What do you mean by add a random section in build process and write garbage. Im not worried about someone reversing anything, just that the CRC is random every time. How might this be done.
On what platform? With which compiler?
Im using Microsoft Visual Studio 2008 C++

[Edited by - RogerThat123 on August 17, 2009 4:15:14 PM]
The only way to make the CRC change is to make the program's binary image on disk change. The only way to do that without corrupting your program is to include "extra" areas in the program image that you can write random junk to each time. The problem with that, though, is that the hackers will just start excluding those areas of the DLL from their CRC check.

And if you have a "launcher" executable which modifies the CRC, the hackers will just disable the launcher so that it doesn't modify anything.

The only way, really, is to release - with significant changes - more often. Anything else that you do is just going to be an arms race where the hackers are always one step ahead.

That, or you give hackers less of an incentive to hack the game. That's a domain-specific problem, though.
I am not worried about them excluding this "random" area of the code.
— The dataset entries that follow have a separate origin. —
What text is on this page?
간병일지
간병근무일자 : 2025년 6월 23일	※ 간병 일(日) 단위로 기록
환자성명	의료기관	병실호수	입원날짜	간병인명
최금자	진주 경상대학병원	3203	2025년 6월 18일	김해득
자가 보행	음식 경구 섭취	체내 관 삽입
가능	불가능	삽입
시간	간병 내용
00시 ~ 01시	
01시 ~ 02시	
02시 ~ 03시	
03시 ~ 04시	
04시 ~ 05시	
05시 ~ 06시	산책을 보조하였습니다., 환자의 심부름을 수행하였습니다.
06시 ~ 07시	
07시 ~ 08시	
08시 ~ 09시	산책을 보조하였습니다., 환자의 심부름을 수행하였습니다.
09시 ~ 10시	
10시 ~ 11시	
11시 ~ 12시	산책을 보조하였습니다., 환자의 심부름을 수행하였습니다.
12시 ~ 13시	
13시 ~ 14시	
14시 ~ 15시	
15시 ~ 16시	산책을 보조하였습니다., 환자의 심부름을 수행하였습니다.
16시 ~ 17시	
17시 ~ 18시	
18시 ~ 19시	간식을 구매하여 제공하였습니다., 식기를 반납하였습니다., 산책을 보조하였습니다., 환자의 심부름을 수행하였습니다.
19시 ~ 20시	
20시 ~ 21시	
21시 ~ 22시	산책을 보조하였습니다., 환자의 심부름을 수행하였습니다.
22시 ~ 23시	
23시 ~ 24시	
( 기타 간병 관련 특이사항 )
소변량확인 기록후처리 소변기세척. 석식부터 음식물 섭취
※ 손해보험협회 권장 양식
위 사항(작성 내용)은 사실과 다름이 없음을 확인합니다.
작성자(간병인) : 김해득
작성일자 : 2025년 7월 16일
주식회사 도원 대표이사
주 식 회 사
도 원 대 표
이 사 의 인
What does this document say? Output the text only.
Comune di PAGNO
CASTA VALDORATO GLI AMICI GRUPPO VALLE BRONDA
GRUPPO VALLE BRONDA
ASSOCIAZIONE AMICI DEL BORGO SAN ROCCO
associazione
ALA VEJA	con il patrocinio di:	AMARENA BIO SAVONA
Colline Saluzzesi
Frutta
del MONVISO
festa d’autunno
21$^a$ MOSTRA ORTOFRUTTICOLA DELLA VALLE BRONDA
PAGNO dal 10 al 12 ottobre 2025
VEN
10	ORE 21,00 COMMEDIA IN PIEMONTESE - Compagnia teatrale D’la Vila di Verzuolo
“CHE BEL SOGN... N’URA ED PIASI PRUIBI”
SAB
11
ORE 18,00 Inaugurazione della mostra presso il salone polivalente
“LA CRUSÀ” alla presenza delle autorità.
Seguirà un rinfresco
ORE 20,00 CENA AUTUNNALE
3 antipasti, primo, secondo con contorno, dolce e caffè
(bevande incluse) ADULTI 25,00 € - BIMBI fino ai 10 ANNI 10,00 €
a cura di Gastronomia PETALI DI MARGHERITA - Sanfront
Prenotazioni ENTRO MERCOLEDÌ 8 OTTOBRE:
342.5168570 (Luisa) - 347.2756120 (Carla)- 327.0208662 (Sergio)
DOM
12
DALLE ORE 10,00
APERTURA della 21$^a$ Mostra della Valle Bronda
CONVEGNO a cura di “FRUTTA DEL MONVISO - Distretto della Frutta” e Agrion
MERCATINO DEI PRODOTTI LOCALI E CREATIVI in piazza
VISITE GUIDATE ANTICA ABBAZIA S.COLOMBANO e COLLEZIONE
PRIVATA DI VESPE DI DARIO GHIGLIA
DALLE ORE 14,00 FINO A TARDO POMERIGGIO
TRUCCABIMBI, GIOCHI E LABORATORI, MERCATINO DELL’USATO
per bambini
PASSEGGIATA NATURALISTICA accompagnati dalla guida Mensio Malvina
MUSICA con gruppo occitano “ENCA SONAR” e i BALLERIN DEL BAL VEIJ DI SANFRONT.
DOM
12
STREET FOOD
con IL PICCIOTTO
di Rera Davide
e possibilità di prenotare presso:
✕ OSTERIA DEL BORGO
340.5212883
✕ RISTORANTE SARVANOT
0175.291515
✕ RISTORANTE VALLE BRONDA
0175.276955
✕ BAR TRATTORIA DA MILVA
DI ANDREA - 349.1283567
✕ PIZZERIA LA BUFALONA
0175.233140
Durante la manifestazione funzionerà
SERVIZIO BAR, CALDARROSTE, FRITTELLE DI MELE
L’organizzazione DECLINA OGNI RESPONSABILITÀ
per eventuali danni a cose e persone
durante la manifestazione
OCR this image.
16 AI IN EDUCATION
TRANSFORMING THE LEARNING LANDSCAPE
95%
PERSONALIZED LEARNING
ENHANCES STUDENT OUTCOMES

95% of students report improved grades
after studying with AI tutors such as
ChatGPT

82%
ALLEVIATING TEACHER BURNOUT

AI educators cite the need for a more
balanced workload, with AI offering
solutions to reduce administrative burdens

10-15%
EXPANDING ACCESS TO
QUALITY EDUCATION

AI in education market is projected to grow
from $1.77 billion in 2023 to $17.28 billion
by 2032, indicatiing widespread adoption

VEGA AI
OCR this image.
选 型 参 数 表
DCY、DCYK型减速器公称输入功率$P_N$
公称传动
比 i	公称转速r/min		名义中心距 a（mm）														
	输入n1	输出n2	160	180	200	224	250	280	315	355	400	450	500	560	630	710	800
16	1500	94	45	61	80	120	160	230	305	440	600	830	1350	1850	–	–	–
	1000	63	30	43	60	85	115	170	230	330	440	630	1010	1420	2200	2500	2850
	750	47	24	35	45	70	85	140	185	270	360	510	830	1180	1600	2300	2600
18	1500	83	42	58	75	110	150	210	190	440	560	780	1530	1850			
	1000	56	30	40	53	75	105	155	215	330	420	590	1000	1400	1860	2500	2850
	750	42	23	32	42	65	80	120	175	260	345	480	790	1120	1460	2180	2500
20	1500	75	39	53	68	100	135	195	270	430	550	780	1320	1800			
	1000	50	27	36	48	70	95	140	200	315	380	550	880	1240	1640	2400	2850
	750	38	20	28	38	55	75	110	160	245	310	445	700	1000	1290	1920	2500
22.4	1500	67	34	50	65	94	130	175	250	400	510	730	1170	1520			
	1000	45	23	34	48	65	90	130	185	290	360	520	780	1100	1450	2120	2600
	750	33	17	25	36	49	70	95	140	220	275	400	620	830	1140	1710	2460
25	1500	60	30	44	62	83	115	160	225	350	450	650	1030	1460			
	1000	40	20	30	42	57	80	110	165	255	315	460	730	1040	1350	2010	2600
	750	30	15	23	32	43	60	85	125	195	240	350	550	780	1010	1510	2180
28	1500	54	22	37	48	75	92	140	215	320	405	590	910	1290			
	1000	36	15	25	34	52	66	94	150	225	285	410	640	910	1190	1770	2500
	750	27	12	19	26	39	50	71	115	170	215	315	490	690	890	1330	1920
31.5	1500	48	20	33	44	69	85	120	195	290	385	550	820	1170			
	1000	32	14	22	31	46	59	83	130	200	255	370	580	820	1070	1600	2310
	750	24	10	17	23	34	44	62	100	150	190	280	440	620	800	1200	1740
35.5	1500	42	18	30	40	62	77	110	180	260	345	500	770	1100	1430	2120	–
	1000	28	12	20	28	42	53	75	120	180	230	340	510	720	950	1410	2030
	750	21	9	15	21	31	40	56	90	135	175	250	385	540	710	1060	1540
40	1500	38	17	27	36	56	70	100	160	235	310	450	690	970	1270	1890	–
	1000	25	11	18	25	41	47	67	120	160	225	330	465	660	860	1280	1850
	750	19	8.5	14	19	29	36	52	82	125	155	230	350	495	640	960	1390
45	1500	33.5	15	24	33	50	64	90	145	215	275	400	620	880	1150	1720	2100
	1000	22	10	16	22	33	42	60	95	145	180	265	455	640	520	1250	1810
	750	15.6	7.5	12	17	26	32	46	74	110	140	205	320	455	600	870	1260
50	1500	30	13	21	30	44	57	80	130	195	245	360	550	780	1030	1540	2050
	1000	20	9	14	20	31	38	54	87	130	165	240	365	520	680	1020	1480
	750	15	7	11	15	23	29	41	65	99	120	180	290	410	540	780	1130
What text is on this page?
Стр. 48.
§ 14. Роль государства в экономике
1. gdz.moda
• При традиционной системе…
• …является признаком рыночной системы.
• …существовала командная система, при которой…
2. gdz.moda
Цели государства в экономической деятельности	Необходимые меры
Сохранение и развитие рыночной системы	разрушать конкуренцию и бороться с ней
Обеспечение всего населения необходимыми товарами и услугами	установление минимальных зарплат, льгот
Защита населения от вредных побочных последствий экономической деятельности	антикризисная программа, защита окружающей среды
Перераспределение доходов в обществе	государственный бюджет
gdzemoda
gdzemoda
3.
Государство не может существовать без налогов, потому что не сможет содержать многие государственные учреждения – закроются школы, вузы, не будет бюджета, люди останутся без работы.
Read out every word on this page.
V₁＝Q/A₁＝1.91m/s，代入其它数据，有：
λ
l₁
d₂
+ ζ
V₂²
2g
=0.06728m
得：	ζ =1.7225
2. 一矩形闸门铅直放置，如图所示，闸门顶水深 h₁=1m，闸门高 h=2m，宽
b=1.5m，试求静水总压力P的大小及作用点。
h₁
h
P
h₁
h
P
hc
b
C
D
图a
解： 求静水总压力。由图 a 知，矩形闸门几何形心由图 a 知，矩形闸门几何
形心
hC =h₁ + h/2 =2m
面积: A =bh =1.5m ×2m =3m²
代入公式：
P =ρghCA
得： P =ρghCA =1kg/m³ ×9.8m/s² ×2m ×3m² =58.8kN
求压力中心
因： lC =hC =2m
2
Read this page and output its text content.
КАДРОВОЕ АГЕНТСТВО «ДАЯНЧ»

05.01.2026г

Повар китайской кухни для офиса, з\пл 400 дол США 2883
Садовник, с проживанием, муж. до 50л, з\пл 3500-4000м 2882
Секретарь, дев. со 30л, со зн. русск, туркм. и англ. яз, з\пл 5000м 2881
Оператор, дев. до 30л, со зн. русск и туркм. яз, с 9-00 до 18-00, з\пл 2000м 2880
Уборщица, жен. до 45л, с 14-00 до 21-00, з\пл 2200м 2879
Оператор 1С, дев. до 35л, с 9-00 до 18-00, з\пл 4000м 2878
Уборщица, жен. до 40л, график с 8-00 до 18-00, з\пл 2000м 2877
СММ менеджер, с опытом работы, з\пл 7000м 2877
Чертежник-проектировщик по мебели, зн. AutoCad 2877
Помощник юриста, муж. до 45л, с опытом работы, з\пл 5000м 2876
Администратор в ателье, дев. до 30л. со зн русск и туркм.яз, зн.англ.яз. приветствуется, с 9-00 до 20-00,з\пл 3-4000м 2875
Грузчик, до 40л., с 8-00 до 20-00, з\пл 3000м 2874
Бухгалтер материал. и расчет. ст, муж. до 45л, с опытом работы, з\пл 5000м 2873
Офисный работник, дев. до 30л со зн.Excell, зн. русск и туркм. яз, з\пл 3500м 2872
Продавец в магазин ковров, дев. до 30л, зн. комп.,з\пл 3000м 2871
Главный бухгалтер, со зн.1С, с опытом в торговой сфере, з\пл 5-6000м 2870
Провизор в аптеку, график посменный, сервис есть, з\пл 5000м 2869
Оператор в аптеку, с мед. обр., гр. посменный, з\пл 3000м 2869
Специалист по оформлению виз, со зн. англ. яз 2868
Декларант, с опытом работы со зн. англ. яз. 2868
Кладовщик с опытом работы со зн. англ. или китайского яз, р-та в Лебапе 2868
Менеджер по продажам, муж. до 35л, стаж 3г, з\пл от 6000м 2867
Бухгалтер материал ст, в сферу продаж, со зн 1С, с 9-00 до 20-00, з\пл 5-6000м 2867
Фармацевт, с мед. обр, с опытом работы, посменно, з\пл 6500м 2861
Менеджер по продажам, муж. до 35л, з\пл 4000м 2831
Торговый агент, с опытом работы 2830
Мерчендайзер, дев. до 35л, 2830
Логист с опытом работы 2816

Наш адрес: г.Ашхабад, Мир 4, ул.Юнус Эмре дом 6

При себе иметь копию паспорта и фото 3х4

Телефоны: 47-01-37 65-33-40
That is no problem for me.

But what are these random areas where you put random junk in?

Can you give me an example?
Quote:Original post by RogerThat123
But what are these random areas where you put random junk in?
Under Win32 your safest bet is probably to set up a random, and otherwise unused, resource and update that (e.g. through the UpdateResource family of functions.) Unfortunately can't do it on a running executable so you'll either have to dynamically load and update a DLL, or go spawn a helper EXE for the update when terminating your application.

At any rate I wouldn't count on this method to protect you from any but the most inept of hackers.